Synopsis
A French teacher who collects fiancÉs; a fortune-teller who fails to predict the heartbreak of her own daughter; an aging cowboy seduced by a city girl . . . these are some of the unforgettable people who live in these pages.
In Vanishing and Other Stories, secrets are both kept and unearthed, and lives are shaped by missing lovers, parents, and children. With wisdom and dexterity, moments of dark humor, and a remark- able economy of words, Deborah Willis captures an incredible array of characters that linger in the imagination and prove that nothing is ever truly forgotten.
Publishers Weekly
The characters in these tidy stories navigate turbulent relationships with family members and romantic partners, many of whom vanish, as in the title story, about a daughter's struggles to reconcile her father's sudden desertion of their family. In "The Weather," a teenage girl's new friend betrays her. "And if there was one thing I knew," the narrator says, "it was that this wouldn't get easier.
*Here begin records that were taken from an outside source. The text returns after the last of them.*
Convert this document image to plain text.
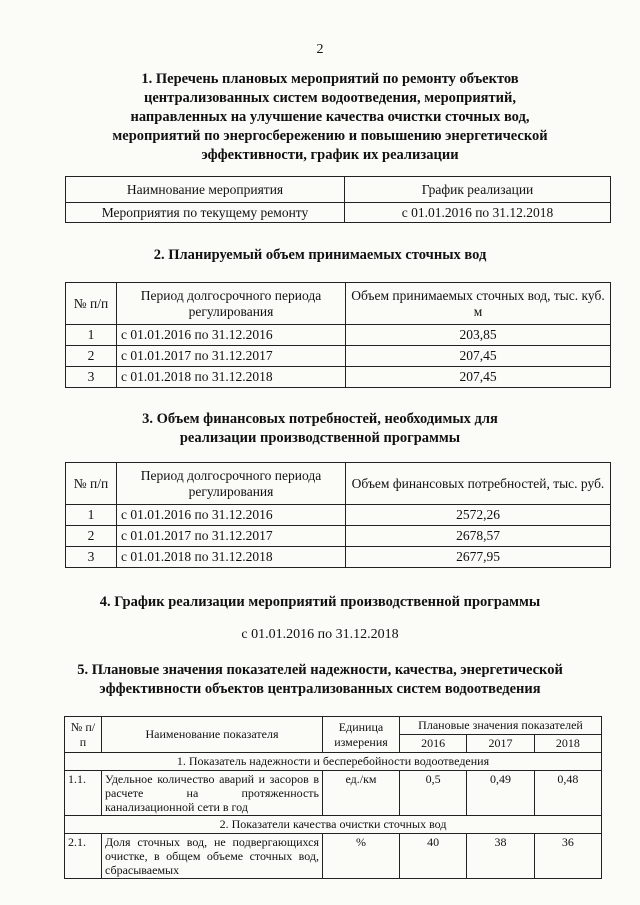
2
1. Перечень плановых мероприятий по ремонту объектов
централизованных систем водоотведения, мероприятий,
направленных на улучшение качества очистки сточных вод,
мероприятий по энергосбережению и повышению энергетической
эффективности, график их реализации
Наимнование мероприятия	График реализации
Мероприятия по текущему ремонту	с 01.01.2016 по 31.12.2018
2. Планируемый объем принимаемых сточных вод
№ п/п	Период долгосрочного периода регулирования	Объем принимаемых сточных вод, тыс. куб. м
1	с 01.01.2016 по 31.12.2016	203,85
2	с 01.01.2017 по 31.12.2017	207,45
3	с 01.01.2018 по 31.12.2018	207,45
3. Объем финансовых потребностей, необходимых для
реализации производственной программы
№ п/п	Период долгосрочного периода регулирования	Объем финансовых потребностей, тыс. руб.
1	с 01.01.2016 по 31.12.2016	2572,26
2	с 01.01.2017 по 31.12.2017	2678,57
3	с 01.01.2018 по 31.12.2018	2677,95
4. График реализации мероприятий производственной программы
с 01.01.2016 по 31.12.2018
5. Плановые значения показателей надежности, качества, энергетической
эффективности объектов централизованных систем водоотведения
№ п/п	Наименование показателя	Единица измерения	Плановые значения показателей		
			2016	2017	2018
1. Показатель надежности и бесперебойности водоотведения					
1.1.	Удельное количество аварий и засоров в расчете на протяженность канализационной сети в год	ед./км	0,5	0,49	0,48
2. Показатели качества очистки сточных вод					
2.1.	Доля сточных вод, не подвергающихся очистке, в общем объеме сточных вод, сбрасываемых	%	40	38	36
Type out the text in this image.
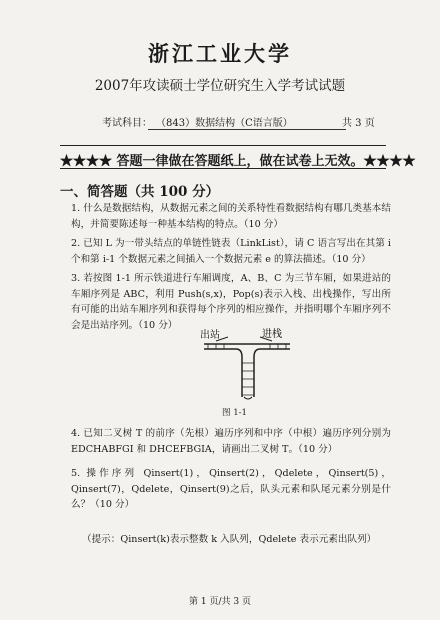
浙江工业大学
2007年攻读硕士学位研究生入学考试试题
考试科目： （843）数据结构（C语言版）	共 3 页
★★★★ 答题一律做在答题纸上，做在试卷上无效。★★★★
一、简答题（共 100 分）
1. 什么是数据结构，从数据元素之间的关系特性看数据结构有哪几类基本结构，并简要陈述每一种基本结构的特点。（10 分）
2. 已知 L 为一带头结点的单链性链表（LinkList），请 C 语言写出在其第 i 个和第 i-1 个数据元素之间插入一个数据元素 e 的算法描述。（10 分）
3. 若按图 1-1 所示铁道进行车厢调度，A、B、C 为三节车厢，如果进站的车厢序列是 ABC，利用 Push(s,x)，Pop(s)表示入栈、出栈操作，写出所有可能的出站车厢序列和获得每个序列的相应操作，并指明哪个车厢序列不会是出站序列。（10 分）
出站	进栈
图 1-1
4. 已知二叉树 T 的前序（先根）遍历序列和中序（中根）遍历序列分别为 EDCHABFGI 和 DHCEFBGIA，请画出二叉树 T。（10 分）
5. 操作序列 Qinsert(1)，Qinsert(2)，Qdelete，Qinsert(5)，Qinsert(7)，Qdelete，Qinsert(9)之后，队头元素和队尾元素分别是什么？（10 分）
（提示：Qinsert(k)表示整数 k 入队列，Qdelete 表示元素出队列）
第 1 页/共 3 页
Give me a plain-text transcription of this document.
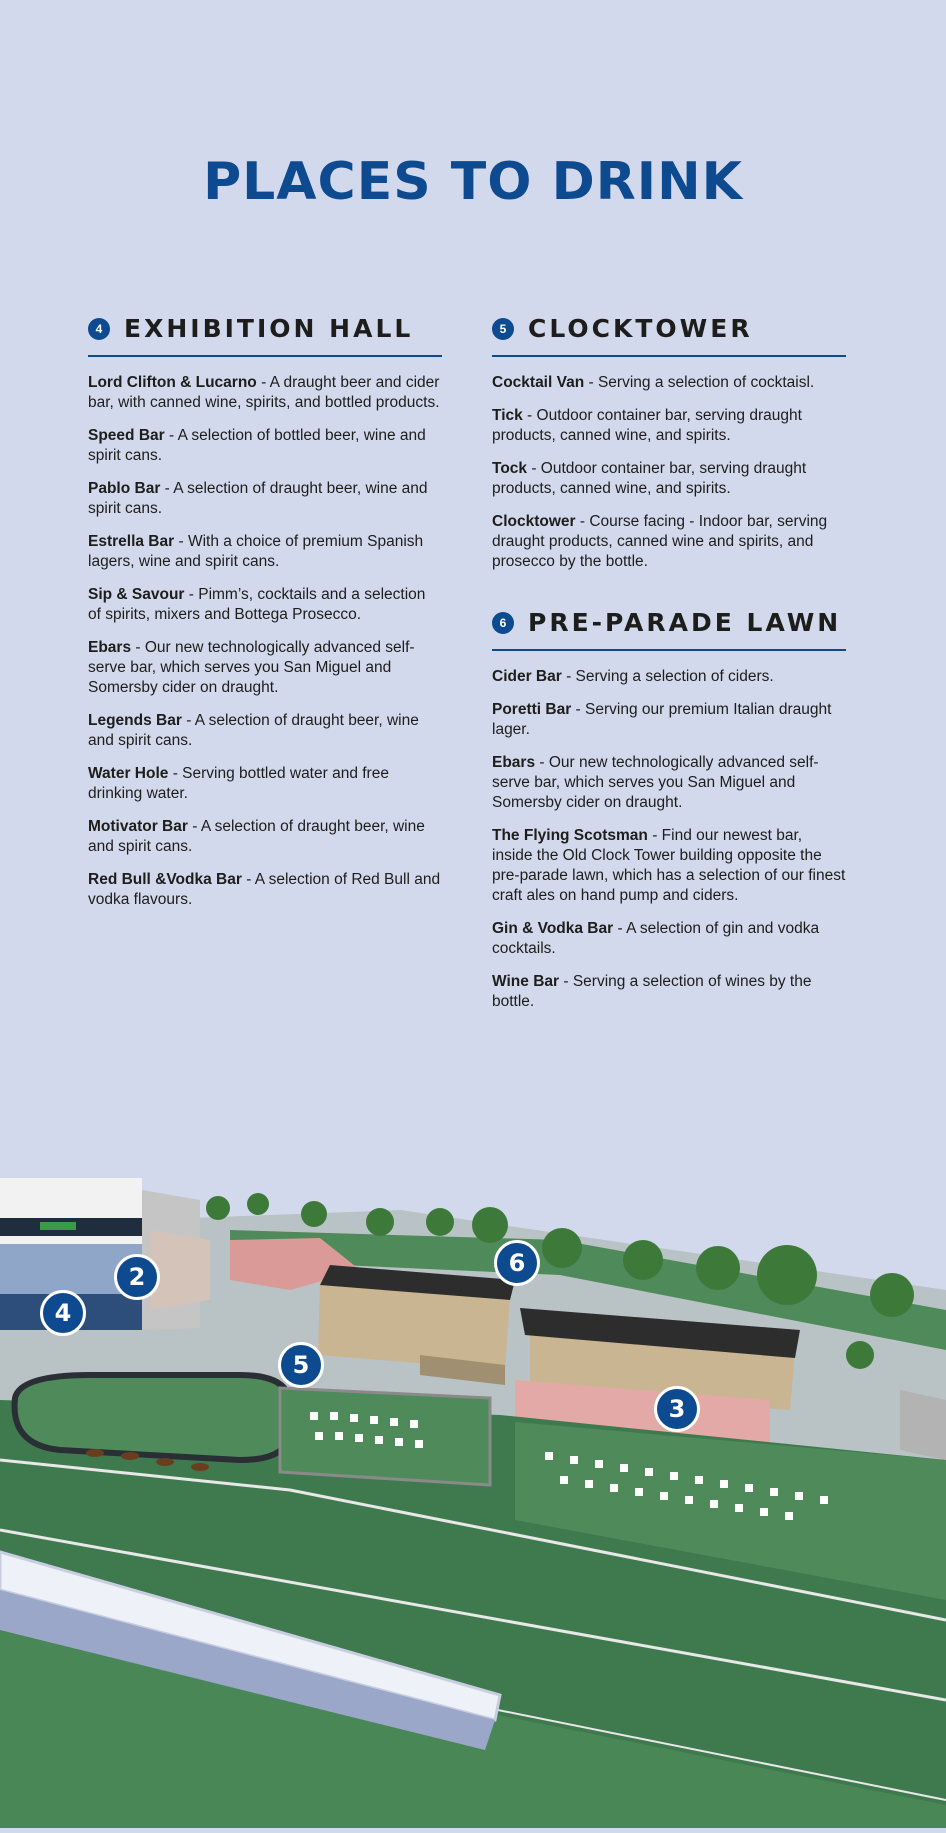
PLACES TO DRINK
4 EXHIBITION HALL

Lord Clifton & Lucarno - A draught beer and cider bar, with canned wine, spirits, and bottled products.

Speed Bar - A selection of bottled beer, wine and spirit cans.

Pablo Bar - A selection of draught beer, wine and spirit cans.

Estrella Bar - With a choice of premium Spanish lagers, wine and spirit cans.

Sip & Savour - Pimm’s, cocktails and a selection of spirits, mixers and Bottega Prosecco.

Ebars - Our new technologically advanced self-serve bar, which serves you San Miguel and Somersby cider on draught.

Legends Bar - A selection of draught beer, wine and spirit cans.

Water Hole - Serving bottled water and free drinking water.

Motivator Bar - A selection of draught beer, wine and spirit cans.

Red Bull &Vodka Bar - A selection of Red Bull and vodka flavours.

5 CLOCKTOWER

Cocktail Van - Serving a selection of cocktaisl.

Tick - Outdoor container bar, serving draught products, canned wine, and spirits.

Tock - Outdoor container bar, serving draught products, canned wine, and spirits.

Clocktower - Course facing - Indoor bar, serving draught products, canned wine and spirits, and prosecco by the bottle.

6 PRE-PARADE LAWN

Cider Bar - Serving a selection of ciders.

Poretti Bar - Serving our premium Italian draught lager.

Ebars - Our new technologically advanced self-serve bar, which serves you San Miguel and Somersby cider on draught.

The Flying Scotsman - Find our newest bar, inside the Old Clock Tower building opposite the pre-parade lawn, which has a selection of our finest craft ales on hand pump and ciders.

Gin & Vodka Bar - A selection of gin and vodka cocktails.

Wine Bar - Serving a selection of wines by the bottle.

2
4
5
6
3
It would ache for years." This lesson holds true for most of these stories, particularly in "Remember, Relive," the second-person narrative of a young woman grappling with a traumatic past as her mother sinks into an Alzheimer's haze. Other stories have decidedly narrow focuses, as with "The Separation," about an 11-year-old's relationship with her aloof older sister, or "Escape," about a young widower's fledgling gambling addiction. Though the stories share themes and narrative tone, each stands firmly on its own, with Willis in full control as the characters face down their losses. (Sept.)